- Original language: English
- Written by: Roger Gellert

Premiere
- Date: 15 July 1958

= Quaint Honor =

1958 play by Roger Gellert

Quaint Honour is a 1958 play by Roger Gellert whose subject is homosexuality in a school for young men.

== Synopsis ==

Set in a boy's boarding school in the late 1950s where homosexuality in the UK is illegal the play explores relationships, both platonic and sexual, between the students. When one of the pupils Tully accepts a challenge to seduce the younger student Hamilton, the ensuing affair results in both positive and negative repercussions. Hamilton gains confidence and certainty in his identity from the relationship whilst Tully struggles between guilt and genuine affection that eventually leads to his expulsion.

== Reception ==

Upon its premiere the play was not without controversy though Gellert received praise from various critics and publications for his exploration and presentation of 'contentious' themes. The Times Educational Supplement wrote "
The author of Quaint Honour sets out not to apologise nor to shock. This is how boys behave, he suggests. And his precise, well-observed, well-acted play, presents us with boys being lectured about the facts of life [...] boys prating about God and blaspheming, boys trying to break each other like wild ponies."

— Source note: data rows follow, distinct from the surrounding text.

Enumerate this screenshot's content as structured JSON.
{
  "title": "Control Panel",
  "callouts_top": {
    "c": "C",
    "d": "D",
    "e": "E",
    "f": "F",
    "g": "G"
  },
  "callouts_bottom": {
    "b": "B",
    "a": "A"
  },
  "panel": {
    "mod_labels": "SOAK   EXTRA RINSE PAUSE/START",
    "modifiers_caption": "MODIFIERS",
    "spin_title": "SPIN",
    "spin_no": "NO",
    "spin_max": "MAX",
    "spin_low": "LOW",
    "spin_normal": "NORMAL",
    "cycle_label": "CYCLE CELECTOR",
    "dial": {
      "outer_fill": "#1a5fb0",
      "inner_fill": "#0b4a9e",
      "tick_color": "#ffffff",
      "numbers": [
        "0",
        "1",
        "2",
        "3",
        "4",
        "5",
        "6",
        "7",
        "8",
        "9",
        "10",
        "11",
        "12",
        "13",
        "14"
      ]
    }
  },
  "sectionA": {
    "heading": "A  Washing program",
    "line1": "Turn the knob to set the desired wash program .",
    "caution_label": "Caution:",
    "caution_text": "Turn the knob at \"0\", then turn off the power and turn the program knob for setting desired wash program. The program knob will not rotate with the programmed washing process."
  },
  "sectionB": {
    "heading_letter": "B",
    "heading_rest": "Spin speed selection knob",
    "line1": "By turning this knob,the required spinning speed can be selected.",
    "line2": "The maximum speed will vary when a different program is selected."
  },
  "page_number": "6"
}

"This is all so natural and true - and so rare - that the corollary that boys also make love to each other without ill effect is fed across the footlights and swallowed by the audience before they know what they are digesting."

"No one who sees it can feel quite the same way about homosexuality again - though it is by no means certain that he will be more tolerant towards its manifestations."

== Revival ==

In 2019 the Finborough Theatre presented the play for the first time since its world premiere in 1958, marking the fiftieth anniversary of the Sexual Offences Act which decriminalised homosexuality in the UK.

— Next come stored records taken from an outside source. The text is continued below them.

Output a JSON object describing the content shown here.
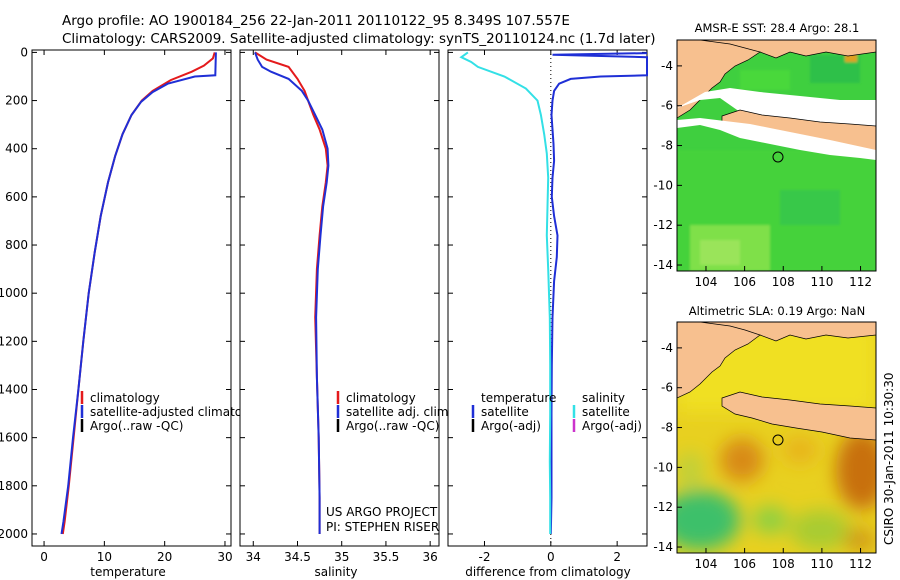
{
  "header": {
    "line1": "Argo profile: AO 1900184_256 22-Jan-2011 20110122_95 8.349S 107.557E",
    "line2": "Climatology: CARS2009. Satellite-adjusted climatology: synTS_20110124.nc (1.7d later)"
  },
  "colors": {
    "climatology": "#e41a1c",
    "satellite": "#1f2fd6",
    "argo": "#000000",
    "salinity_sat": "#33e0e6",
    "salinity_argo": "#cc33cc",
    "land": "#f7c08f"
  },
  "chart_data": [
    {
      "type": "line",
      "id": "temperature",
      "xlabel": "temperature",
      "xlim": [
        -2,
        31
      ],
      "ylim": [
        2050,
        -10
      ],
      "xticks": [
        "0",
        "10",
        "20",
        "30"
      ],
      "xtick_values": [
        0,
        10,
        20,
        30
      ],
      "yticks": [
        "0",
        "200",
        "400",
        "600",
        "800",
        "1000",
        "1200",
        "1400",
        "1600",
        "1800",
        "2000"
      ],
      "ytick_values": [
        0,
        200,
        400,
        600,
        800,
        1000,
        1200,
        1400,
        1600,
        1800,
        2000
      ],
      "legend": [
        "climatology",
        "satellite-adjusted climatology",
        "Argo(..raw -QC)"
      ],
      "series": [
        {
          "name": "climatology",
          "color": "#e41a1c",
          "points": [
            [
              28.3,
              0
            ],
            [
              28.0,
              25
            ],
            [
              26.5,
              55
            ],
            [
              24.5,
              80
            ],
            [
              21,
              115
            ],
            [
              18,
              160
            ],
            [
              16.2,
              200
            ],
            [
              14.5,
              260
            ],
            [
              13,
              340
            ],
            [
              11.8,
              430
            ],
            [
              10.6,
              540
            ],
            [
              9.4,
              680
            ],
            [
              8.4,
              830
            ],
            [
              7.4,
              1000
            ],
            [
              6.5,
              1200
            ],
            [
              5.7,
              1400
            ],
            [
              4.9,
              1600
            ],
            [
              4.1,
              1800
            ],
            [
              3.4,
              1950
            ],
            [
              3.1,
              2000
            ]
          ]
        },
        {
          "name": "satellite-adjusted climatology",
          "color": "#1f2fd6",
          "points": [
            [
              28.5,
              0
            ],
            [
              28.4,
              95
            ],
            [
              25,
              100
            ],
            [
              20.5,
              130
            ],
            [
              18,
              165
            ],
            [
              16.1,
              205
            ],
            [
              14.5,
              260
            ],
            [
              13,
              340
            ],
            [
              11.8,
              430
            ],
            [
              10.6,
              540
            ],
            [
              9.4,
              680
            ],
            [
              8.4,
              830
            ],
            [
              7.4,
              1000
            ],
            [
              6.5,
              1200
            ],
            [
              5.7,
              1400
            ],
            [
              4.8,
              1600
            ],
            [
              4.0,
              1800
            ],
            [
              3.2,
              1950
            ],
            [
              2.9,
              2000
            ]
          ]
        }
      ]
    },
    {
      "type": "line",
      "id": "salinity",
      "xlabel": "salinity",
      "xlim": [
        33.85,
        36.1
      ],
      "ylim": [
        2050,
        -10
      ],
      "xticks": [
        "34",
        "34.5",
        "35",
        "35.5",
        "36"
      ],
      "xtick_values": [
        34,
        34.5,
        35,
        35.5,
        36
      ],
      "legend": [
        "climatology",
        "satellite adj. clim.",
        "Argo(..raw -QC)"
      ],
      "annotations": [
        "US ARGO PROJECT",
        "PI: STEPHEN RISER"
      ],
      "series": [
        {
          "name": "climatology",
          "color": "#e41a1c",
          "points": [
            [
              34.02,
              0
            ],
            [
              34.15,
              30
            ],
            [
              34.4,
              60
            ],
            [
              34.5,
              110
            ],
            [
              34.58,
              160
            ],
            [
              34.62,
              200
            ],
            [
              34.68,
              260
            ],
            [
              34.75,
              320
            ],
            [
              34.82,
              400
            ],
            [
              34.84,
              470
            ],
            [
              34.82,
              540
            ],
            [
              34.78,
              640
            ],
            [
              34.75,
              760
            ],
            [
              34.72,
              900
            ],
            [
              34.7,
              1100
            ],
            [
              34.72,
              1350
            ],
            [
              34.74,
              1600
            ],
            [
              34.75,
              1850
            ],
            [
              34.75,
              2000
            ]
          ]
        },
        {
          "name": "satellite adj. clim.",
          "color": "#1f2fd6",
          "points": [
            [
              34.02,
              0
            ],
            [
              34.05,
              30
            ],
            [
              34.1,
              60
            ],
            [
              34.2,
              80
            ],
            [
              34.4,
              110
            ],
            [
              34.55,
              160
            ],
            [
              34.62,
              200
            ],
            [
              34.7,
              260
            ],
            [
              34.78,
              320
            ],
            [
              34.84,
              400
            ],
            [
              34.85,
              470
            ],
            [
              34.83,
              540
            ],
            [
              34.79,
              640
            ],
            [
              34.76,
              760
            ],
            [
              34.73,
              900
            ],
            [
              34.71,
              1100
            ],
            [
              34.72,
              1350
            ],
            [
              34.74,
              1600
            ],
            [
              34.75,
              1850
            ],
            [
              34.75,
              2000
            ]
          ]
        }
      ]
    },
    {
      "type": "line",
      "id": "difference",
      "xlabel": "difference from climatology",
      "xlim": [
        -3.1,
        2.9
      ],
      "ylim": [
        2050,
        -10
      ],
      "xticks": [
        "-2",
        "0",
        "2"
      ],
      "xtick_values": [
        -2,
        0,
        2
      ],
      "legend_header": [
        "temperature",
        "salinity"
      ],
      "legend_left": [
        "satellite",
        "Argo(-adj)"
      ],
      "legend_right": [
        "satellite",
        "Argo(-adj)"
      ],
      "series": [
        {
          "name": "temperature satellite",
          "color": "#1f2fd6",
          "points": [
            [
              2.9,
              3
            ],
            [
              0.05,
              10
            ],
            [
              2.9,
              20
            ],
            [
              2.9,
              95
            ],
            [
              1.5,
              100
            ],
            [
              0.6,
              110
            ],
            [
              0.25,
              130
            ],
            [
              0.1,
              160
            ],
            [
              0.05,
              200
            ],
            [
              0.02,
              260
            ],
            [
              0.05,
              320
            ],
            [
              0.08,
              380
            ],
            [
              0.1,
              450
            ],
            [
              0.05,
              520
            ],
            [
              0.03,
              600
            ],
            [
              0.1,
              680
            ],
            [
              0.2,
              760
            ],
            [
              0.18,
              850
            ],
            [
              0.1,
              950
            ],
            [
              0.05,
              1100
            ],
            [
              0.03,
              1300
            ],
            [
              0.02,
              1500
            ],
            [
              0.02,
              1700
            ],
            [
              0.02,
              1850
            ],
            [
              0.0,
              2000
            ]
          ]
        },
        {
          "name": "salinity satellite",
          "color": "#33e0e6",
          "points": [
            [
              -2.5,
              0
            ],
            [
              -2.7,
              20
            ],
            [
              -2.4,
              40
            ],
            [
              -2.2,
              60
            ],
            [
              -1.4,
              100
            ],
            [
              -0.75,
              150
            ],
            [
              -0.4,
              200
            ],
            [
              -0.3,
              260
            ],
            [
              -0.2,
              340
            ],
            [
              -0.12,
              420
            ],
            [
              -0.08,
              520
            ],
            [
              -0.1,
              640
            ],
            [
              -0.12,
              760
            ],
            [
              -0.08,
              900
            ],
            [
              -0.03,
              1100
            ],
            [
              -0.02,
              1300
            ],
            [
              -0.02,
              1500
            ],
            [
              -0.03,
              1700
            ],
            [
              -0.02,
              1850
            ],
            [
              -0.02,
              2000
            ]
          ]
        }
      ]
    }
  ],
  "maps": [
    {
      "title": "AMSR-E SST: 28.4 Argo: 28.1",
      "xticks": [
        "104",
        "106",
        "108",
        "110",
        "112"
      ],
      "yticks": [
        "-4",
        "-6",
        "-8",
        "-10",
        "-12",
        "-14"
      ]
    },
    {
      "title": "Altimetric SLA: 0.19 Argo: NaN",
      "xticks": [
        "104",
        "106",
        "108",
        "110",
        "112"
      ],
      "yticks": [
        "-4",
        "-6",
        "-8",
        "-10",
        "-12",
        "-14"
      ]
    }
  ],
  "credit": "CSIRO 30-Jan-2011 10:30:30"
}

The production was directed by Christian Durham and the cast included Jack Archer, Harley Viveash, Simon Butteriss and Oliver Gully.

The revival received positive reviews with Sam Marlowe writing for The Times “Fascinating, seething with erotic intrigue and moral confusion [...] Christian Durham’s production is absorbing and acted with nuance and flavour.”

Andy Curtis drew comparisons to recent sexual misconduct allegations “The Finborough is committed to rediscovering lost gems, and they have certainly succeeded here. At a time that has seen allegations about abuses of power in the theatre world and beyond, the play’s exploration of power dynamics in sex also feels timely.”

Archer was nominated for Offie for Best Male in a Play (Hamilton).